If we understood them we wouldn't be looking this way

meindnoch|1 year ago

I've watched the videos, but they were just ramblings without any physical or mathematical substance.

Gnarl|1 year ago

[deleted]

EGreg|1 year ago

I literally posted about this topic a few days ago! But for some reason it was flagged as a “Dupe” and buried by someone:

https://news.ycombinator.com/item?id=43173195

It links here:

https://chatgpt.com/share/67bde29f-a56c-800a-8e26-44a5a3ad23...

I will summarize by saying that I think our current understanding of Faster-than-Light communication is wrong, and the no-go theorem about no information transmission faster than light will be debunked (in very specific but slight ways I describe in the link) soon as quantum error-correction gets better. Before you say it’s preposterous, skim the above chat, maybe looking at my side of it for instance. This is an interesting format I often share ideas in these days.

wasabi991011|1 year ago

I'm sorry but the chat format is a really poor way to share ideas.

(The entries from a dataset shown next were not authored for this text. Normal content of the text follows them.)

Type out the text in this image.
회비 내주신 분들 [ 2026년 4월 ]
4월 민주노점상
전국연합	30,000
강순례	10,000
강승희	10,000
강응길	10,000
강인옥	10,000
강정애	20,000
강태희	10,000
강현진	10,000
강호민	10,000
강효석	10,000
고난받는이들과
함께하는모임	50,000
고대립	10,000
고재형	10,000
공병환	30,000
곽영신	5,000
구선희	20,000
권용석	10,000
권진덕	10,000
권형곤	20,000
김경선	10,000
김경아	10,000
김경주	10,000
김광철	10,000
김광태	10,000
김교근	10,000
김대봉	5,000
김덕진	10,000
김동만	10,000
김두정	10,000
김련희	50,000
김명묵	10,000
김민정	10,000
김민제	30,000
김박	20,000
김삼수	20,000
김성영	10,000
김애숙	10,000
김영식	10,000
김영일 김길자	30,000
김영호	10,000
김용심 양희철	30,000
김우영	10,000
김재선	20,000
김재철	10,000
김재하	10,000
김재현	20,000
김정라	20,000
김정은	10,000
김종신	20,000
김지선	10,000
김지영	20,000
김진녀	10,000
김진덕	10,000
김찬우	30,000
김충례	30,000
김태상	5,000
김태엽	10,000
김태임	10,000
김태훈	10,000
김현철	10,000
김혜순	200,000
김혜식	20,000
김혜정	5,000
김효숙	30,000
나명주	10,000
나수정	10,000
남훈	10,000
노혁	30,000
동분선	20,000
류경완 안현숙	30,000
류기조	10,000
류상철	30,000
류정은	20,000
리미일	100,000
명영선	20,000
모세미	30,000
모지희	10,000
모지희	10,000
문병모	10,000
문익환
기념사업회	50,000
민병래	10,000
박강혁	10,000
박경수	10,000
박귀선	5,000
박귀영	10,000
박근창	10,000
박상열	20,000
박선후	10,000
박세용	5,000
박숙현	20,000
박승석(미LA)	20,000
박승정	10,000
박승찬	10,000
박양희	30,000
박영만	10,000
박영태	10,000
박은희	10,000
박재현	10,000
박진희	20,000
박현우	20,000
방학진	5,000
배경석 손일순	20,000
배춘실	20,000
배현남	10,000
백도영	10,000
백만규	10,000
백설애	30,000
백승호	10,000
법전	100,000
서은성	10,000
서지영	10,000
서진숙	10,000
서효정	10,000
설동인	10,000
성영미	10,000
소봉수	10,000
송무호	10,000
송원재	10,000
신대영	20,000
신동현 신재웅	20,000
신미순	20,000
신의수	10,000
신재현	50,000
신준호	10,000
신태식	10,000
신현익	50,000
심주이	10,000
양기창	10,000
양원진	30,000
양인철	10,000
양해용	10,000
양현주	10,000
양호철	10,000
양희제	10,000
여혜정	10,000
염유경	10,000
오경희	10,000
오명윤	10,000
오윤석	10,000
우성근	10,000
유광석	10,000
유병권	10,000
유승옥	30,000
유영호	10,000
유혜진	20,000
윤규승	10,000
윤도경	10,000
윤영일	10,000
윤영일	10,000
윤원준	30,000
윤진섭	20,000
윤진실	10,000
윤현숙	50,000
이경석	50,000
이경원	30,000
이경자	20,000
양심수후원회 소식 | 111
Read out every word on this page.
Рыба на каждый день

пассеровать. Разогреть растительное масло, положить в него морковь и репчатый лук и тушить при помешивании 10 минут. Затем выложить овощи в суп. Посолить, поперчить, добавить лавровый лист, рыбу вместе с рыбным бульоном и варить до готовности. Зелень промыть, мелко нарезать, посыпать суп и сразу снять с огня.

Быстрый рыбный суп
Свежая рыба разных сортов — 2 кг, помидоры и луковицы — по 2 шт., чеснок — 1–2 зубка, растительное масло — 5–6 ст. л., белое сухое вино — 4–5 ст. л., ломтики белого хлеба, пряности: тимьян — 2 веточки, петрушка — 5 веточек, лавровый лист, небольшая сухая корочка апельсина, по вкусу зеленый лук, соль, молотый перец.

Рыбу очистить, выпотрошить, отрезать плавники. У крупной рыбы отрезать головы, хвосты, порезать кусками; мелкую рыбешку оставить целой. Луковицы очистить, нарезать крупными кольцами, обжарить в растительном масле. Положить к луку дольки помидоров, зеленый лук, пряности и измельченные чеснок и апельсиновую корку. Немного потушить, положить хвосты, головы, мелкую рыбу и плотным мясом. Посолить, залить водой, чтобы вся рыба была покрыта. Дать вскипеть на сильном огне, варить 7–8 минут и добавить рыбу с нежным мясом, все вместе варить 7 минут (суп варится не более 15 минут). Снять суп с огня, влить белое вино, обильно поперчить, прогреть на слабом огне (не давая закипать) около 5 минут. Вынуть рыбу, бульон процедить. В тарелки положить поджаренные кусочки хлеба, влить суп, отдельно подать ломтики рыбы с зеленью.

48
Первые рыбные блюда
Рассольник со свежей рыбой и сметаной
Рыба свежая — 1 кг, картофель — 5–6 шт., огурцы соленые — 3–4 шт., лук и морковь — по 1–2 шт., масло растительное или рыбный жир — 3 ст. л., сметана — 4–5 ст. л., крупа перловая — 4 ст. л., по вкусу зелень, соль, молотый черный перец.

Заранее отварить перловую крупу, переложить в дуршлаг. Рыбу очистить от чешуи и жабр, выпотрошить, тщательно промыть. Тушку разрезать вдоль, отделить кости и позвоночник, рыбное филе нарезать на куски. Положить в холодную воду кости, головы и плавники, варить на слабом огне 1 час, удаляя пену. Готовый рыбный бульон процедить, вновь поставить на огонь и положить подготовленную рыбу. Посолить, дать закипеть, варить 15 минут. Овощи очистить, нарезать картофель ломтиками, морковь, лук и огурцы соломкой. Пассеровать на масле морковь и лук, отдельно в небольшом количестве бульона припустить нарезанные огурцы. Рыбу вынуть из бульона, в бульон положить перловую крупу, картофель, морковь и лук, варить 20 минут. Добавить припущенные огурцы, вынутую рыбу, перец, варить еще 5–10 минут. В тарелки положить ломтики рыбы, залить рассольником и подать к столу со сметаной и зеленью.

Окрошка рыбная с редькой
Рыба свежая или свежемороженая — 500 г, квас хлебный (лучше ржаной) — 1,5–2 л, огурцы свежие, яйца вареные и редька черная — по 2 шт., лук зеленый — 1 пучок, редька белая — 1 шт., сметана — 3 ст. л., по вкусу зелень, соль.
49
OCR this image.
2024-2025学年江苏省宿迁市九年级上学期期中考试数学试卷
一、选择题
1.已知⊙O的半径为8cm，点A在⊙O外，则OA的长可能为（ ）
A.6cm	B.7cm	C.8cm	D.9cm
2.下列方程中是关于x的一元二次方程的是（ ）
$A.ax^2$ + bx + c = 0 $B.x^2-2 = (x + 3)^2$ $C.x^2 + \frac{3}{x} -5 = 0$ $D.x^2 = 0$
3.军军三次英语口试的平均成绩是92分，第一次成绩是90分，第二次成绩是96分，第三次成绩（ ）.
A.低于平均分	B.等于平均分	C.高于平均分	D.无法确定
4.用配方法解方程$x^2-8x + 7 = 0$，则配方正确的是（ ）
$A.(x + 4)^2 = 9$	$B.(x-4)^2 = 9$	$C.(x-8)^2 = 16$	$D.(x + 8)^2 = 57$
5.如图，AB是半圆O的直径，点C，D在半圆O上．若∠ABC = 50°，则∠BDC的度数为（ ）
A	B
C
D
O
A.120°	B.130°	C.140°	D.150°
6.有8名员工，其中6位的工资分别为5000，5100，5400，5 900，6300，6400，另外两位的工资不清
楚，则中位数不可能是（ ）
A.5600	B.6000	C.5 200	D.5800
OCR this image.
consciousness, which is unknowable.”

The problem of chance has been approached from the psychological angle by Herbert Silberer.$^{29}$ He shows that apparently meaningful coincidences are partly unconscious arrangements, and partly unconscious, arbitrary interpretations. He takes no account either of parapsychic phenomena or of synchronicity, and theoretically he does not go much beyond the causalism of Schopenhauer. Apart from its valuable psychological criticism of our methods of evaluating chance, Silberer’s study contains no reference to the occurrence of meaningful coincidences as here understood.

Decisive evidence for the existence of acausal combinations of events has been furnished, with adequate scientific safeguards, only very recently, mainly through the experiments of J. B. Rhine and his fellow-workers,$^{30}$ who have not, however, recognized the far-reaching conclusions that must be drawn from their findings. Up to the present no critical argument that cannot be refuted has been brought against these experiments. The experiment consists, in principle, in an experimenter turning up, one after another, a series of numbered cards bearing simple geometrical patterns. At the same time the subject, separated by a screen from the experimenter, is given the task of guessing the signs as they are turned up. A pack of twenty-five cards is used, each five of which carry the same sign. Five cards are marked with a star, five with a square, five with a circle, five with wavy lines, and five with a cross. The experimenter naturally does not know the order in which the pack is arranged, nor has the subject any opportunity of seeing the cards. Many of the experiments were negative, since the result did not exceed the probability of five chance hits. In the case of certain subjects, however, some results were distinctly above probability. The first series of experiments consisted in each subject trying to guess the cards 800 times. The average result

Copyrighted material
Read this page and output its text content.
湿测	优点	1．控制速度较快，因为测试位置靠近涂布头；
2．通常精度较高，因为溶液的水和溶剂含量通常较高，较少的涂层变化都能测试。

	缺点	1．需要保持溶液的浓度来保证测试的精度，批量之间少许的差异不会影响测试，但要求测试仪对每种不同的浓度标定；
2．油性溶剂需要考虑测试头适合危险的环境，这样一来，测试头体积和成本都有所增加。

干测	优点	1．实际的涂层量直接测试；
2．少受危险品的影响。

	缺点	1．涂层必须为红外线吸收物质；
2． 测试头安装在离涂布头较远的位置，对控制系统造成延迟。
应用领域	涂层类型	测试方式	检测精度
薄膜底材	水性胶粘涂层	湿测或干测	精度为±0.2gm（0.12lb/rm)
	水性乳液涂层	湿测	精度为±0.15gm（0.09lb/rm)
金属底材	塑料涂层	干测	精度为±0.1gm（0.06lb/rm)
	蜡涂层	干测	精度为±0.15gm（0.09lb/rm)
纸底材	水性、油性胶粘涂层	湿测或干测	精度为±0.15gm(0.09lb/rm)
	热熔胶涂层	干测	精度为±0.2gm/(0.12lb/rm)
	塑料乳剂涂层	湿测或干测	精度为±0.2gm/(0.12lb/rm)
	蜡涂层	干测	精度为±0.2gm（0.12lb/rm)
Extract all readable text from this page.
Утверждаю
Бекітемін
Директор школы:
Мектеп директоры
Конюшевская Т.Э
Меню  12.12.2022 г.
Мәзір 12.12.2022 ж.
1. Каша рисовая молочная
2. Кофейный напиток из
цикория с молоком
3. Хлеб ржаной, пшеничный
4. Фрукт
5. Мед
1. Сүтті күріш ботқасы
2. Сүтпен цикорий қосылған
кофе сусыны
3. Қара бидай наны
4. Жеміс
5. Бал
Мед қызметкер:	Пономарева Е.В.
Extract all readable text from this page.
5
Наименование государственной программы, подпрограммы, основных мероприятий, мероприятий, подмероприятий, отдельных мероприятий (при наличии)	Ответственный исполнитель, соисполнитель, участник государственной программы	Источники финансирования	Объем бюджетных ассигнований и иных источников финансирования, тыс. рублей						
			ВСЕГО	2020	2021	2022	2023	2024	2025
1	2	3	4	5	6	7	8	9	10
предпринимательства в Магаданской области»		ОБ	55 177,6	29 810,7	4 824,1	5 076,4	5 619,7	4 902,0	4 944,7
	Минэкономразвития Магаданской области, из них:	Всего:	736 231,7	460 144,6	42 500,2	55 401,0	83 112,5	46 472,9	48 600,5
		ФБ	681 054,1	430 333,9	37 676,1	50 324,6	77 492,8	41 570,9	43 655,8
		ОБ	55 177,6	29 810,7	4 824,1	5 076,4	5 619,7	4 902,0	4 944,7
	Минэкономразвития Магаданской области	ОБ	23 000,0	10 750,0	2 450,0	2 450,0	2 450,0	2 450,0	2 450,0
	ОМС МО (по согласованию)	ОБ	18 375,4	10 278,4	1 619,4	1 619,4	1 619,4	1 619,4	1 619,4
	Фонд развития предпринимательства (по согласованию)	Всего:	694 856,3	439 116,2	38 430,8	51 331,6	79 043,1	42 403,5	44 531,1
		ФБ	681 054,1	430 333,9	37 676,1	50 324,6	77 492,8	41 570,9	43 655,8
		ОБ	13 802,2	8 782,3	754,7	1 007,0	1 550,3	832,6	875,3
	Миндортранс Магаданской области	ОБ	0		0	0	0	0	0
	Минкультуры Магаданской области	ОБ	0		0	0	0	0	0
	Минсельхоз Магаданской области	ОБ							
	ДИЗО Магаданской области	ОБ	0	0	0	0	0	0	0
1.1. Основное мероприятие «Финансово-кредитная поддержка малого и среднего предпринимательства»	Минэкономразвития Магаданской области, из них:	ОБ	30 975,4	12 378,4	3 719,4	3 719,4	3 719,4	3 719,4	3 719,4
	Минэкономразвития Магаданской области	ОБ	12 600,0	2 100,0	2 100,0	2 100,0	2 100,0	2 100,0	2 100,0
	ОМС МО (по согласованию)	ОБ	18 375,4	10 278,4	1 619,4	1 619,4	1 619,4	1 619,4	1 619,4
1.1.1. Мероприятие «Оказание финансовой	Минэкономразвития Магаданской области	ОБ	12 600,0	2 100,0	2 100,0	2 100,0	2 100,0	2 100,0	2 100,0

It's long, meandering, and contains many instances of wrong and not-even-wrong assertions by you (expected, you don't claim to be an expert, but hurts your credibility) and by chatGPT (expected, hallucinations, but makes it impossible to believe any assertion without already knowing what makes sense).

If you believe you came up with something worth sharing, please take the 30 minutes to edit it into something coherent.

I tried to understand as much as I could from the conversation, but there was some much where I had to pause and consider if it makes sense or not that it's almost as much effort as if I had to come up with the idea myself in the first place, and that's too much effort for someone else's idea.

I'm sorry for the negativity, but I believe I am giving constructive criticism. You're clearly very curious and creative, but that's sadly not enough.

emaro|1 year ago

Ah yes, ChatGPT, the tool famous for it's rigor and accuracy which can never be brought to agree with something untrue, no matter how hard you try. /s

Honestly, I think this is a horrible format to share ideas. It's a scratch pad with very elaborate but not necessarily true explanations why your ideas could be true. Either submit your ideas directly, so it's easier to point out mental leaps/errors and visible how hard you thought about it or do the fact-checking yourself and publish a blog post with sources.

Edit: 100% agree with wasabis reply and they criticized more constructive so take my comment with a grain of salt.